Pore structure characterization and nonlinear seepage characteristics of rock mass in fault fracture zones

In order to reveal the mechanism of the occurrence of water inrush hazards in fault fracture zones in coal mining, it is necessary to study the pore structure characteristics and permeability of rock mass in fault fracture zones. A test device for fractured rock mass under coupled seepage and stress was developed. A method was proposed for determining the pore structure and hydraulic properties of fault rock mass under compression stress. The pore size distribution and nonlinear seepage behavior of fault rock mass affected by particle size distribution and stress were investigated. A permeability prediction model based on the nuclear magnetic resonance(NMR) was proposed.
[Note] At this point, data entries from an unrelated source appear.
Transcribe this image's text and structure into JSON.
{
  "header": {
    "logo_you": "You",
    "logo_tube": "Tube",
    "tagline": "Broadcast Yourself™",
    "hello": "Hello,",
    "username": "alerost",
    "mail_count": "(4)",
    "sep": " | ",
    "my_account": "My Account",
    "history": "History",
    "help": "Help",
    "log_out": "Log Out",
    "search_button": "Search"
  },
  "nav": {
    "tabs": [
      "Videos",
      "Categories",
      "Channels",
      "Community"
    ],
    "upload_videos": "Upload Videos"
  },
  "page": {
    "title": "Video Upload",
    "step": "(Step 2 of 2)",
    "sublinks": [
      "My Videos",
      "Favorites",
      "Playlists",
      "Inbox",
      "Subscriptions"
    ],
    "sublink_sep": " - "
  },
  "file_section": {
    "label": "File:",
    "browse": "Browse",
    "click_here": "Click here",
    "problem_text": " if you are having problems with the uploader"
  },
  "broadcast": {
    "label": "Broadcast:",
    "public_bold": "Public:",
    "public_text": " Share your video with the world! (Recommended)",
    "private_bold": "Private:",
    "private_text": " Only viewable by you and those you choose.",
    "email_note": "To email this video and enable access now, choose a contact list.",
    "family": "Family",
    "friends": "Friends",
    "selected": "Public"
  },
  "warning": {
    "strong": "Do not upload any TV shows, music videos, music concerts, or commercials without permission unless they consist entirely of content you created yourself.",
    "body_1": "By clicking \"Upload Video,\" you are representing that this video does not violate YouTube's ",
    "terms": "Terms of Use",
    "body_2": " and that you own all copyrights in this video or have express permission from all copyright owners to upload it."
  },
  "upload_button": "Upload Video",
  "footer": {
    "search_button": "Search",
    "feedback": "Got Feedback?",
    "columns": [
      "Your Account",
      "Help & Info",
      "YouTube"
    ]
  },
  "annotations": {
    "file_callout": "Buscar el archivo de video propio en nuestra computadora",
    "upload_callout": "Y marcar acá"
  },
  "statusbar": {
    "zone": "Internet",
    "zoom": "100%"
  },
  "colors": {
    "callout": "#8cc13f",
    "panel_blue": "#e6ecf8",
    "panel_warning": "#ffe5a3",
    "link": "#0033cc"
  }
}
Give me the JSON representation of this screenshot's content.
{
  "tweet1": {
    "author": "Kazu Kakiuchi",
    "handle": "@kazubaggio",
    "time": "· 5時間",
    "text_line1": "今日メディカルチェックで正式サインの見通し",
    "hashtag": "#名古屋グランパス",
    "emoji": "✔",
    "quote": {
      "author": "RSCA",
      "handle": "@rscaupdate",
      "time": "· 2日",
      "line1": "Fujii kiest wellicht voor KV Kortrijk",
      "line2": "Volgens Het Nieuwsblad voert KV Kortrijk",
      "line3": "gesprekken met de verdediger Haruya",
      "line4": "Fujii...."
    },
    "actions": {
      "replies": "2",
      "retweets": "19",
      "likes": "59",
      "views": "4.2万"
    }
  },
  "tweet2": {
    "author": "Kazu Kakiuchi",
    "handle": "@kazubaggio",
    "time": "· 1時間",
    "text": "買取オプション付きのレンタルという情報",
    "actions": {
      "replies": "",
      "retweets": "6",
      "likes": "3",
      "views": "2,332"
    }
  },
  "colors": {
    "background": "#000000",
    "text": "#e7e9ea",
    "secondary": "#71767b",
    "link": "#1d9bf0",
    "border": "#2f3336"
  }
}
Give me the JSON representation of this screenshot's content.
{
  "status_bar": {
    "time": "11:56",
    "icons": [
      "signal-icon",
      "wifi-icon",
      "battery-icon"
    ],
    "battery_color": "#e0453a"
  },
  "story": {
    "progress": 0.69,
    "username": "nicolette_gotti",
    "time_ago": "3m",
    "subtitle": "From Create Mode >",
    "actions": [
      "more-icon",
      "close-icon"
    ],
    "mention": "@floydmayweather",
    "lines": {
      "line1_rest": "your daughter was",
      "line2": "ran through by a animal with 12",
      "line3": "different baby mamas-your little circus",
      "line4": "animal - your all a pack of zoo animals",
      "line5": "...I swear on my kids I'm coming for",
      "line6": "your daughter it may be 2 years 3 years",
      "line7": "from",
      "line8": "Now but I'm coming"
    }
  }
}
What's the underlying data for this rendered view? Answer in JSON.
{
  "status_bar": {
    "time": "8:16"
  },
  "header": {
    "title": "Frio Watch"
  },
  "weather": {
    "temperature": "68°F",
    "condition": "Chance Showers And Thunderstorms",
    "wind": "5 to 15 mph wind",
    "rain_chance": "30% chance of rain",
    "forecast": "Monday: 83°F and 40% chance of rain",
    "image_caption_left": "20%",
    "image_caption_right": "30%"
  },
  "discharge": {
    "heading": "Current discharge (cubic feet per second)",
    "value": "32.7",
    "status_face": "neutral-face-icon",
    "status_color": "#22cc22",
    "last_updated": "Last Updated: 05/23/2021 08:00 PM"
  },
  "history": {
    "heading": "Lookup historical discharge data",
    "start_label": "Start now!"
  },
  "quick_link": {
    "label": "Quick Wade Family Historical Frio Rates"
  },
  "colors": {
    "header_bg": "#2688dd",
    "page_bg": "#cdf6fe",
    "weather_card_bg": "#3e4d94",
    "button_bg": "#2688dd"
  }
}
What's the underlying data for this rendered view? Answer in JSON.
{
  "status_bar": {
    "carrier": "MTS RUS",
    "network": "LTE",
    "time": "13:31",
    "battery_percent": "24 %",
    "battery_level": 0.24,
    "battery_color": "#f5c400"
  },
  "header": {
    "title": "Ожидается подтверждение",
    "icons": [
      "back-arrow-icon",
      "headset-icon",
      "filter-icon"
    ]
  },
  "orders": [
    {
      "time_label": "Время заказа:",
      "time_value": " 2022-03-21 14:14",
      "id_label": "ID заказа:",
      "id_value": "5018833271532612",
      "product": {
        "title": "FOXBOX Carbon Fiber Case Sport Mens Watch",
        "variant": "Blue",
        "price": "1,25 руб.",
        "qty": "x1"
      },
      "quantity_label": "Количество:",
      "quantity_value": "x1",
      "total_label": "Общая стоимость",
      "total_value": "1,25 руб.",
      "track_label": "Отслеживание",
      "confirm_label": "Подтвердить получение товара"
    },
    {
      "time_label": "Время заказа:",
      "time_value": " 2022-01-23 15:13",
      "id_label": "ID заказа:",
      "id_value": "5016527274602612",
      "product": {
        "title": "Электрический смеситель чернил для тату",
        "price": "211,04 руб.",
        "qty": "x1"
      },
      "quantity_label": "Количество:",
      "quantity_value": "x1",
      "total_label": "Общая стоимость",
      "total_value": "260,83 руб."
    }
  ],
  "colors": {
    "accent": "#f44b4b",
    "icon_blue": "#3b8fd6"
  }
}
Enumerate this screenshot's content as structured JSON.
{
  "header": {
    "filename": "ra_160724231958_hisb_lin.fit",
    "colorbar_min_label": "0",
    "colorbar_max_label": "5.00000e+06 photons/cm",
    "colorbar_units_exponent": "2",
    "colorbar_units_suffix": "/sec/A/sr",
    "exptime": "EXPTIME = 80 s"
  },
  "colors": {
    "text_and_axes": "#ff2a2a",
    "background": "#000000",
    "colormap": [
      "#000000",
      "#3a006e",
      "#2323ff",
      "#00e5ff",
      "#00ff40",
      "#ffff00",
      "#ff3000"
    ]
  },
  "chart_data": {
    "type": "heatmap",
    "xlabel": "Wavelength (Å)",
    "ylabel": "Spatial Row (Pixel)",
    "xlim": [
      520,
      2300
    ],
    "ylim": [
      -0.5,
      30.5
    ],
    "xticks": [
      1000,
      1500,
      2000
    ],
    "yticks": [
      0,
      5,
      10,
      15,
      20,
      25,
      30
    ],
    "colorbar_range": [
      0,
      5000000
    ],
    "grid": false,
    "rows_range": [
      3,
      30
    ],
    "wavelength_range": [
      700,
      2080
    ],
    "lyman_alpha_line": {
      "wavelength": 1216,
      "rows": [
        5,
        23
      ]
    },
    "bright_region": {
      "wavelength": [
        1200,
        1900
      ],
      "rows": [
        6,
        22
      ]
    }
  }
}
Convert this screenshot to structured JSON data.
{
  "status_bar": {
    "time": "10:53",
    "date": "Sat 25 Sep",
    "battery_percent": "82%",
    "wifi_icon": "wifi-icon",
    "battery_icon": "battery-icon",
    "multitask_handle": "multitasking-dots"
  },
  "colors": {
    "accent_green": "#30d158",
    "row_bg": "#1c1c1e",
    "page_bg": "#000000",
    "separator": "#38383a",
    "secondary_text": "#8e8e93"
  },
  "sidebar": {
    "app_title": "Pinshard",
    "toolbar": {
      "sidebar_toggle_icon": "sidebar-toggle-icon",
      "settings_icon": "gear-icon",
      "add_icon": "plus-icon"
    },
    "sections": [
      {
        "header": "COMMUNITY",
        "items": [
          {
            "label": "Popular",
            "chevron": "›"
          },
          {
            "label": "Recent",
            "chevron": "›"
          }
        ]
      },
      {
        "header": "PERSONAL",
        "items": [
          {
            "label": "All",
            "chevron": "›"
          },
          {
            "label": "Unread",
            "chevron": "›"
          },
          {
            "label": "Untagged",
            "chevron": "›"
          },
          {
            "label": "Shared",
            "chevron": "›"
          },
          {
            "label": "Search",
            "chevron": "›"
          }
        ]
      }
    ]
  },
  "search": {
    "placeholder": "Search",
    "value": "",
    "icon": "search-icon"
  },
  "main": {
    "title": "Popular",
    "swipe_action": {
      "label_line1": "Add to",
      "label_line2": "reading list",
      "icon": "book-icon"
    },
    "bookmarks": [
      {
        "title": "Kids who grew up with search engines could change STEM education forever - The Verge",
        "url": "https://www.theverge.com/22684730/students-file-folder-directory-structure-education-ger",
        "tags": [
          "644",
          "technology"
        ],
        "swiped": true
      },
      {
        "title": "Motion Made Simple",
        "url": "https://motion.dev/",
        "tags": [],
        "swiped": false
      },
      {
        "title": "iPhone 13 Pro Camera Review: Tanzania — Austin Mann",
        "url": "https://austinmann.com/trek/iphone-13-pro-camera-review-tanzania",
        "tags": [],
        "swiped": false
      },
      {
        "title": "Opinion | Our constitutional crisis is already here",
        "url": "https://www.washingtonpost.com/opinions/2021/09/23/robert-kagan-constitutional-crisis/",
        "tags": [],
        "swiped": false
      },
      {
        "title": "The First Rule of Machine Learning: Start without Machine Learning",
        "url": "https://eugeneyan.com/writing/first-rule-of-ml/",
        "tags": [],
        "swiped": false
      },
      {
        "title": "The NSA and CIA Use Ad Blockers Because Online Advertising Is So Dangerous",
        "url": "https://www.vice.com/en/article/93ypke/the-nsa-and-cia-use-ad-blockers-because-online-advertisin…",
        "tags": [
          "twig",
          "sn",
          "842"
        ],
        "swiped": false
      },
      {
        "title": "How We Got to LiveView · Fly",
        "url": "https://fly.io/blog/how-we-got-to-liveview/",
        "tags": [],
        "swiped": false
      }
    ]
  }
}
The experimental results show that(1) the pore size distribution of both continuously graded and gap graded rock mass with a particle fractal dimension of 2.6 shows a three-peak structure, and the absence of small particles in graded rock mass leads to the increase of porosity and maximum pore size, which decreases the compressibility of the fault rock mass sample.(2) The permeability of graded fractured rocks is dominated by the permeable porosity, and the bound porosity is less influenced by the stress. The increased stress and the absence of large particles lead to the decrease of permeability of fault rock mass sample.(3) The nonlinear seepage behaviors of both continuously graded and gap graded fault rock mass can be described by the Forchheimer equation, and the permeability and the β-factor of non-Darcy flow of fault rock mass vary in opposite trends under the influence of stress. The absence of small particles leads to a reduction in the β factor of graded fractured rock mass.(4) A NMR-based permeability prediction model for graded fault rock mass was proposed, which can significantly improve the accuracy of permeability prediction for graded fractured rock mass by removing the influence of bound pores and considering the weighted contribution of seepage pores. The results provide a scientific basis for revealing the mechanism of water inrush disaster and the prediction and prevention of water inrush disaster in coal mining.